There a number of actions you should take to ensure that your app is secure before you put it into production.
Prior to launching your app into a production environment, it is advisable to review all the roles and permissions you have set up. During development, you may find that you added various permissions which may or may not still be required once the app is complete. Review all permissions and delete any that are no longer required.
Also make sure that you review the roles and permissions that are set up for the sandbox app. By default, every new App Services account has an app named “sandbox” that is already created under your new organization. This app is no different than any other app that you might create, except that the Guest role has been given full permissions (that is, /** for GET, POST, PUT, and DELETE). This eliminates the need for a token when making application level calls, and can make it much easier to get your app up and running.

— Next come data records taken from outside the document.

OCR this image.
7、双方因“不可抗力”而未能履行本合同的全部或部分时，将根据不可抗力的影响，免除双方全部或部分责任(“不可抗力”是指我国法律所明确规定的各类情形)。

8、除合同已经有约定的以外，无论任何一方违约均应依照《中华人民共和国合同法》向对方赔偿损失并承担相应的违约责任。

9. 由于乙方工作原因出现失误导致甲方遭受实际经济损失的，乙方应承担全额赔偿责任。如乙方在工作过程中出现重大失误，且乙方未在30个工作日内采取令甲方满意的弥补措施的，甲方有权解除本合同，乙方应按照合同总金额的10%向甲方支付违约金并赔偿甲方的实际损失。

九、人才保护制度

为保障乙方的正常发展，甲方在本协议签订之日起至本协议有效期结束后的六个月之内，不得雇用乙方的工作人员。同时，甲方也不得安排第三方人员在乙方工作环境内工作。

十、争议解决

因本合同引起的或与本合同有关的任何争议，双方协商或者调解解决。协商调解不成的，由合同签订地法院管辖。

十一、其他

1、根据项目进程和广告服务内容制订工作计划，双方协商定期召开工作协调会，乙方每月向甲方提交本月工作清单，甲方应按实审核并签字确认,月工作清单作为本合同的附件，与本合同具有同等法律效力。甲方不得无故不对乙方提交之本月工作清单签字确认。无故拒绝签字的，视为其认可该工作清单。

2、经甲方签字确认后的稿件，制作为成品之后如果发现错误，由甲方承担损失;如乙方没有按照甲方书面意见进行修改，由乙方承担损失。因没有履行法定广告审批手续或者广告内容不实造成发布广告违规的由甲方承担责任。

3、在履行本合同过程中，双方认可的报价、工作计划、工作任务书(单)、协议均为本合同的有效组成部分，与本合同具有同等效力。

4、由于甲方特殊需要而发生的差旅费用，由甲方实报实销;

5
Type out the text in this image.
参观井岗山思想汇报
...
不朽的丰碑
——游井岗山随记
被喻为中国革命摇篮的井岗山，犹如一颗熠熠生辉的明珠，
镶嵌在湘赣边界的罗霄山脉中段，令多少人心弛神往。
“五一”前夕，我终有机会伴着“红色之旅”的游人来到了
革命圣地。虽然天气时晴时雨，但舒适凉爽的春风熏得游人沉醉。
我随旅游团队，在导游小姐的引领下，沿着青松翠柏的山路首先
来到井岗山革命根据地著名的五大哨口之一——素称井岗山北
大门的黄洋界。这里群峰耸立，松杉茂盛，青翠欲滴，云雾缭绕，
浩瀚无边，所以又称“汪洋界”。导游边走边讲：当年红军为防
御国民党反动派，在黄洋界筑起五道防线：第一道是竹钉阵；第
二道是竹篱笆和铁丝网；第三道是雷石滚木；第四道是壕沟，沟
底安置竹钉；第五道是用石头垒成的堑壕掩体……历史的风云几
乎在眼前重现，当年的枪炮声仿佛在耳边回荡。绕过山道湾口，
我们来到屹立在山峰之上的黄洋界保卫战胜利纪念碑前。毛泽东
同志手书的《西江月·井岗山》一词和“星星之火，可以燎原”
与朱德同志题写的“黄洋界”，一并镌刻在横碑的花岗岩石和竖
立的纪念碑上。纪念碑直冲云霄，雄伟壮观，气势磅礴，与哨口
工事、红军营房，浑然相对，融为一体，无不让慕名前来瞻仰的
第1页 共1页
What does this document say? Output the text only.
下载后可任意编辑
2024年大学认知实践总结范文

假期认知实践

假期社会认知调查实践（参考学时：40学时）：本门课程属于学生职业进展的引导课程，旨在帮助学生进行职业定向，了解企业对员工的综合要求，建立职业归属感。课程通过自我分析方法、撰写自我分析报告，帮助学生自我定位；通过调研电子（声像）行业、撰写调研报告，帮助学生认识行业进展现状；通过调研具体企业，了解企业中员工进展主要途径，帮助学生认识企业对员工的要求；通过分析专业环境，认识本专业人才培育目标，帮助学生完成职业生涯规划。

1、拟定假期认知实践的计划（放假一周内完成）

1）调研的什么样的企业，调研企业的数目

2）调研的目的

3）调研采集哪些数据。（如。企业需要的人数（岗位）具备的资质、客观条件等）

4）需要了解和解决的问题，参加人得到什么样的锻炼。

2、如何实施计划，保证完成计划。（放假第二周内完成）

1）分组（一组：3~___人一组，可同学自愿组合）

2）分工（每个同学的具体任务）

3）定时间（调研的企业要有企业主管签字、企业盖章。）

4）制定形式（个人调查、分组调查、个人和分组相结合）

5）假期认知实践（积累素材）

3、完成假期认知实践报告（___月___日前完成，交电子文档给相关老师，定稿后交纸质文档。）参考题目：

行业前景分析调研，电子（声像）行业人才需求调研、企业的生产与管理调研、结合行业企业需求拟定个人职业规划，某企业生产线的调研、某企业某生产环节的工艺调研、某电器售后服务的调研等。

Prior to taking your app live, you should secure it by removing any Guest permissions for /**. (See Roles and permissions for further information about setting permissions.) After you secure your the app, any calls to the API will need to include an OAuth token. Oauth tokens (also called access tokens) are obtained by the API in response to successful authentication calls. Your app saves the token and uses it for all future calls during that session. Learn more about access tokens in Authentication and access in App Services.
If you created any test user or test administrator accounts during development, these should also be reviewed for relevancy and security. Delete any test accounts that are no longer needed. If these accounts are still needed, make sure that passwords have been secured to the standards required by your app.
Make sure that any calls you make to the API are done using the secure https protocol, and not the insecure http protocol. The proper application endpoint is: https://api.usergrid.com
If your app is a web app, that is, an app served by a web server, make sure that the app is served using https.
There are various methods for acquiring an access token (see Authentication and access in App Services). One method is to use the application or organization level client secret-client id combination. This method should not be used in client applications (this is, apps that are deployed to a device, and which authenticate and make calls against the API).
That’s because a hacker could analyze your app (even a compiled, binary distribution of your app), and retrieve the secret-id combination. Armed with this information, an attacker could gain full access to the data in your account.
Instead, use application user credentials. This means that your app’s users should provide a username and password. Your app would use these to authenticate against the API and retrieve an access token.
The client secret-client id combination should be used only in secure, server-side applications where there is no possibility of a hacker gaining control of the credentials.